Bailey and her husband both taught Sunday school classes, and they taught 11th and 12th grade together.

“It was a blast. I got to teach two generations. I taught the parents and I eventually ended up teaching their children,” Bailey said.

Eventually the church was able to construct a chapel at 1811 Seventh Avenue Southeast, where it has resided ever since. At the church’s first service on May 12, 1963, over 156 adults and 96 children attended.

Bailey continued teaching at the new location with her husband. She had the honor of having her daughter, Penny, be the first baptism at the church.

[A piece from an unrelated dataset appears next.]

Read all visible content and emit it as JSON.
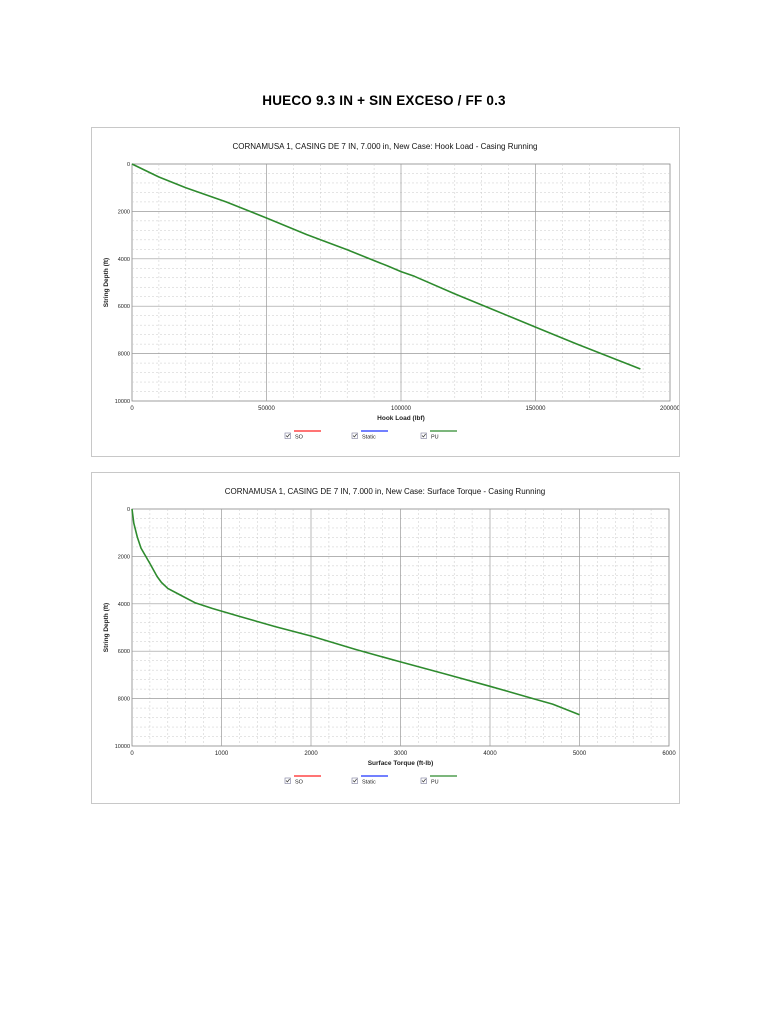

Bailey recalls the fond memories she has of all the church events the congregation did together, including the chicken and biscuit suppers, the Halloween parties and the Christmas programs.

“We are a church family,” Bailey said. “Ours is really named well to be called Fellowship, because we do have a lot of fellowship at our church. I think that’s what I’m most going to miss.”

Bailey now faces the difficult task of deciding on which church she now wants to attend. She has strong ties with First United Methodist Church, which she attended before join Fellowship. However, she, like many of the other members, is still apprehensive on where she will ultimately settle.

She said that despite the difficult transition, she still has hope and faith that the future will be bright.

“The church historian, Shirley DeYoung, told me this: Yesterday is history and tomorrow is a mystery. Today is a gift, that is why it is called the present,” Bailey said.